Andrew N. Kleit’s Modern Energy Market Manipulation offers an in-depth exploration of this crucial gray area. It presents a coherent definition of market manipulation, and drawing upon the substantial available legal evidence, it examines two categories of manipulation cases: those in which the allegations clearly fit the definition of manipulation but in which the facts of the case are unclear, and conversely, those in which the facts of the case are clear but in which it is uncertain whether they actually constitute manipulation. Throughout his discussions, Professor Kleit casts a critical eye not only on energy companies but also on the legal decisions and processes at the Federal Energy Regulatory Commission, which acts as both prosecutor and judge in manipulation matters, and which has consistently sided with its own staff and against defendants. As this book deftly shows, both defendants and prosecutors alike have benefitted from the ambiguities at the heart of existing definitions of market manipulation. 

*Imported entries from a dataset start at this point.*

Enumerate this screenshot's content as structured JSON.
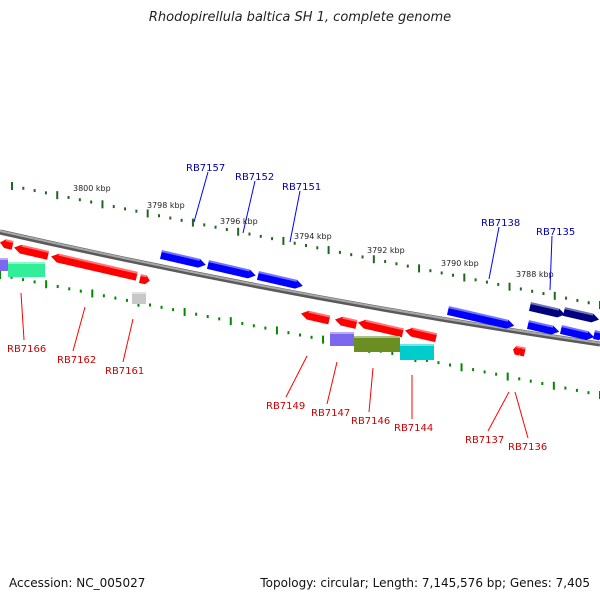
{
  "title": "Rhodopirellula baltica SH 1, complete genome",
  "accession": "Accession: NC_005027",
  "topology": "Topology: circular; Length: 7,145,576 bp; Genes: 7,405",
  "colors": {
    "forward_gene": "#0000ff",
    "reverse_gene": "#ff0000",
    "top_scale_ticks": "#226622",
    "bottom_scale_ticks": "#008800",
    "forward_label": "#0000aa",
    "reverse_label": "#cc0000",
    "backbone": "#808080"
  },
  "scale_labels": [
    "3800 kbp",
    "3798 kbp",
    "3796 kbp",
    "3794 kbp",
    "3792 kbp",
    "3790 kbp",
    "3788 kbp"
  ],
  "forward_labels": [
    "RB7157",
    "RB7152",
    "RB7151",
    "RB7138",
    "RB7135"
  ],
  "reverse_labels": [
    "RB7166",
    "RB7162",
    "RB7161",
    "RB7149",
    "RB7147",
    "RB7146",
    "RB7144",
    "RB7137",
    "RB7136"
  ]
}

Modern Energy Market Manipulation is essential reading for regulators, jurists, litigants, and business managers, and it is of interest to anyone who wants to learn about the enforcement mechanisms of federal regulators.
Chapter 1. What is Manipulation? What is Not Manipulation?
Chapter 2. Theories of Manipulation
Chapter 3. Some Historical Manipulation Cases, or Understanding Why the Hunt Brothers Did Not Manipulate the Silver Market
Chapter 4. DiPlacido: The CFTC Confuses Manipulation and Hedging 
Chapter 5. Introduction to Electricity Markets
Chapter 6. Were California's Electricity Markets Manipulated, and by Whom?
Chapter 7. Deutsche Bank: What Should the Legal Rule for Trading Financial Transmission Rights Be?
Chapter 8. Amaranth and Brian Hunter: You Certainly Look Guilty
Chapter 9. BP America: Let the Best Story Win!
Chapter 10. Barclays: The Defendant Meets Mr. Kafka
Chapter 11. Rumford and Silkman: Money for Nothing, Kicks for Free
Chapter 12. Powhatan: What is Manipulation?
Chapter 13. Some Final Thoughts

Andrew N. Kleit is Professor of Energy and Environmental Economics and MICASU Faculty Fellow at the Pennsylvania State University. With a Ph.D. in Economics from Yale University, Professor Kleit is the author of over 70 refereed academic articles, focusing in the areas of energy regulation and antitrust. He is also the editor of two previous books about electricity markets.


Professor Kleit has extensive government service, having worked at President's Council of Economic Advisors, the Federal Trade Commission, the Canadian Competition Bureau, the Commodity Futures Trading Commission and the Federal Energy Regulatory Commission.